The Port of Odesa in March. Russia has intensified its strikes on the region recently.
Credit...Oksana Parafeniuk for The New York Times

Russian Strikes on Ukrainian Ports Target Civilian Shipping

With the strikes in the Odesa region, Russia appears to be trying again to prevent Ukraine from exporting grain, harming its economy and pushing up world prices.

by · NY Times

Russia has stepped up its assaults on Black Sea port infrastructure and civilian shipping in recent days, in what Ukraine says is an attempt to disrupt its exports and damage its economy.

The attacks are part of an intensifying campaign of strikes on the city of Odesa and the region along Ukraine’s southern coast. Since last Monday, Russia has carried out five attacks in the area, killing 14 civilians and injuring 28, the U.N.’s Human Rights Monitoring Mission in Ukraine reported on Friday, citing local authorities.

The latest strike came in the early hours of Friday, when ballistic missiles targeted the region. One of them hit a two-story residential building, killing four people, including a teenage girl, emergency services said. Another nine people were hospitalized.

The strikes on ships were mostly aimed at those flying flags of small countries unlikely to retaliate against Russia. Last Monday, a container ship under the flag of Palau was hit, Ukrainian official said. The day before that, a missile damaged a vessel under a Saint Kitts and Nevis flag, according to the regional military administration.

The recent strikes on commercial ships have prompted Peter Stano, the European Commission’s main external affairs spokesman, to accuse Russia of continuing to weaponize food shipments from Ukraine. “Russia is directly targeting the supply of food to the people most in need,” he said at a news briefing on Thursday. “All these acts are blatant violations of international law and must stop immediately.”

Overall, since the start of the invasion in February 2022, nearly 300 port facilities in and near Odesa have been destroyed or damaged, according to Oleksiy Kuleba, the deputy prime minister for reconstruction of Ukraine.

“The targets of enemy shelling are primarily ports, civilian vessels and granaries,” he wrote on Telegram. Over the past three months, almost 60 attacks were carried out, damaging 177 vehicles and 22 civilian vessels, he wrote. In addition, he said 79 civilians were injured, including port workers, employees of logistics companies and ship crew members.

The Ukrainian government says these strikes are aimed at reducing Ukraine’s export potential, which for grain takes place mostly by sea. This primarily affects developing countries and Europe, Mr. Kuleba said. Overall, about 40 countries receive Ukrainian grain, including in Africa, China and the Middle East, as well as in Europe.

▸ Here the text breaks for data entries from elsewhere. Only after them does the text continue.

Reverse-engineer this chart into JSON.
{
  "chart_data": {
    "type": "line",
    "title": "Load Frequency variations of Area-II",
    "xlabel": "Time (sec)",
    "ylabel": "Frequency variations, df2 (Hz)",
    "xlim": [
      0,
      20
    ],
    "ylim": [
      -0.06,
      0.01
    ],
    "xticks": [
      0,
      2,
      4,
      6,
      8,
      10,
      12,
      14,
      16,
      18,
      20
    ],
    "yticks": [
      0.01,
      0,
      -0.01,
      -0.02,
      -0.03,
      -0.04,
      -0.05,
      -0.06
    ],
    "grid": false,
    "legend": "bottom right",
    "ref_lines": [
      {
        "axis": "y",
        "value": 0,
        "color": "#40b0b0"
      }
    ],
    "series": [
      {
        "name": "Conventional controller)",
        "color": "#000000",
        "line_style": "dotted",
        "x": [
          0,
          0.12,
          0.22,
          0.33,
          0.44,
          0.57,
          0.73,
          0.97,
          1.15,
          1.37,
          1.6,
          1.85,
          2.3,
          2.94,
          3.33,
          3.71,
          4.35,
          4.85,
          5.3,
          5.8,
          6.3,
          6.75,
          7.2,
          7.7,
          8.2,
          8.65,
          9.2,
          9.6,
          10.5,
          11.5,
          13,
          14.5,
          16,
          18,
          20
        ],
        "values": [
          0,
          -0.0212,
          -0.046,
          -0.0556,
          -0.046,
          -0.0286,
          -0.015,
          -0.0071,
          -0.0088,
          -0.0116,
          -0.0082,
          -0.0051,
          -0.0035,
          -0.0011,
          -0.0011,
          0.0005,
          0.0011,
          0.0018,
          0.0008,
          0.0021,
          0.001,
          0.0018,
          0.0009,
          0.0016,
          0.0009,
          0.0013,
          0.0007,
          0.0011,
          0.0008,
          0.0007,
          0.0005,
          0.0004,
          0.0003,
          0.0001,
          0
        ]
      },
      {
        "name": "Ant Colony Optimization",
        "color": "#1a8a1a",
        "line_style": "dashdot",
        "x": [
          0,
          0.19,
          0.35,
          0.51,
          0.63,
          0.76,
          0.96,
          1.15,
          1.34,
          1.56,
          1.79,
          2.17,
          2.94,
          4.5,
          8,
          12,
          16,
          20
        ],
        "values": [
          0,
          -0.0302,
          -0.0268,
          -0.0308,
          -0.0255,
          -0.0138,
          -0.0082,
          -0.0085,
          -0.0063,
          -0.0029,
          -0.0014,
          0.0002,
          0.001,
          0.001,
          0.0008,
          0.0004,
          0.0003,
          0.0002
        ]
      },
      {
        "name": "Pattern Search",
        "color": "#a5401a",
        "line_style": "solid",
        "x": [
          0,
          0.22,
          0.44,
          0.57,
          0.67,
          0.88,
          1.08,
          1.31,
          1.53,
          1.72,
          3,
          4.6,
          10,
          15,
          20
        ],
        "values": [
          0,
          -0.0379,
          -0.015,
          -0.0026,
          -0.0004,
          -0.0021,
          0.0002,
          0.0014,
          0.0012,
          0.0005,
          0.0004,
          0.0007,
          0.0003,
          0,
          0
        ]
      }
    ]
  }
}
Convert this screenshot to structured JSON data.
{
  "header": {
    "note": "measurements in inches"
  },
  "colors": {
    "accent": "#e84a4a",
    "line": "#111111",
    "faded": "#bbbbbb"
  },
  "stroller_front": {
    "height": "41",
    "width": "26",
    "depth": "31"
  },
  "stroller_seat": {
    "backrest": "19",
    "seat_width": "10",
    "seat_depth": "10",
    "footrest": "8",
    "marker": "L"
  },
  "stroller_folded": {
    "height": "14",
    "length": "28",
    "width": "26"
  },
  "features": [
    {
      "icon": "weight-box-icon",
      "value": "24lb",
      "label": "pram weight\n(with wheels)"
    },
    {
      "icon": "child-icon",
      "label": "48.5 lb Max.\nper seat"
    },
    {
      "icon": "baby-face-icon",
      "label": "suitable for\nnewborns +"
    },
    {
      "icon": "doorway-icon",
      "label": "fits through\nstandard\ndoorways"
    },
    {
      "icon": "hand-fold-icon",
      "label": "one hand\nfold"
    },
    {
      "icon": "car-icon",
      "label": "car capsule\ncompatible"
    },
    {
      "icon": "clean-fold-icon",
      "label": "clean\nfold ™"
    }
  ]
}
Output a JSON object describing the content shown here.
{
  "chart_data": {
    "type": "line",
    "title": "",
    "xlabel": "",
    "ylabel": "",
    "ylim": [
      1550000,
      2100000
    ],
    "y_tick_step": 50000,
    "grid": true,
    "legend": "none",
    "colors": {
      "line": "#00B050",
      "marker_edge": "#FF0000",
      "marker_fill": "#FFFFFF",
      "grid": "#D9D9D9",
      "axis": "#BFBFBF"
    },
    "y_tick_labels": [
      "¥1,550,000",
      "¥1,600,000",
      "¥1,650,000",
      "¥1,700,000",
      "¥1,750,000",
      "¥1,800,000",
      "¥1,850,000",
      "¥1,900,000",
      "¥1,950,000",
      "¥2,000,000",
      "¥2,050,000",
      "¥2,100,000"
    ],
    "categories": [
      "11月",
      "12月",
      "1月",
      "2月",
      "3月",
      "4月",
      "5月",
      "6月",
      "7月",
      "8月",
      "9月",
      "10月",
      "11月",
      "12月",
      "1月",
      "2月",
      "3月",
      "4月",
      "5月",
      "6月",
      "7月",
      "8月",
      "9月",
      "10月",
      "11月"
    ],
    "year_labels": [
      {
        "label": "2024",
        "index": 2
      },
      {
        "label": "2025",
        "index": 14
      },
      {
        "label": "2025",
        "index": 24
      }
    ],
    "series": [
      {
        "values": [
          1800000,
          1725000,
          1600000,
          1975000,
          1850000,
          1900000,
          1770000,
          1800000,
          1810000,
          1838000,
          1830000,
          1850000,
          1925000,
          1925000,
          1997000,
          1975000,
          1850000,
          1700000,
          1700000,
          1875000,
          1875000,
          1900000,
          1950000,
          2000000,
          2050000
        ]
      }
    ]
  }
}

In the early months of the war, Ukrainian shipping was effectively shut down after a series of Russian strikes on ships carrying grain. But in July 2022, Ukraine and Russia, with help from Turkey, negotiated a maritime corridor to export Ukrainian crops. The corridor allowed Ukraine to export 46 million tons of agricultural products, officials said, before Russia declined to renew the agreement a year later.

Since then, Ukraine has pushed Russia’s Black Sea Fleet away from the coastline with sea drones and exploding remote-controlled speedboats. Military analysts cite it as one of Ukraine’s most striking successes of the war.

With Russia’s fleet pushed back, Ukraine decided to reopen the ports without Russian security guarantees, with ships hugging the coast on their way to the Bosporus. Ukraine has not targeted civilian shipping at Russian ports.

Exports via the Black Sea crept back up, almost to prewar levels, as Russia did not at first try to strike the vessels. In recent weeks, that has changed.

Ukrainian farmers and exporters are worried that Russia is again trying to prevent it from exporting grain. “For Ukraine, the agriculture sector is a key source of budget revenue,” said Denys Marchuk, the deputy head of the Ukrainian Agrarian Council, a nongovernmental agency.

Reducing Ukraine’s grain exports would be both a blow to Kyiv and a boost to Russia, he said. “If Ukraine will be knocked out of this process and its crops will not enter the market,” Mr. Marchuk said, “the price will rise and Russia will be able to have good deals selling its crops, which will help to fill up its budget to produce weapons and feed its army.”

Highlighting the risk to global grain markets is yet another task for Ukraine’s diplomacy as it works to persuade partners to provide more military aid to combat the Russian invasion.

Since the postponement of a meeting on military aid to Ukraine that was scheduled for Saturday at the Ramstein U.S. air base in Germany, President Volodymyr Zelensky set off on a tour around Europe, meeting with leaders in Britain, France, Italy and Germany, as well as with Pope Francis.

Anastasia Kuznietsova contributed reporting.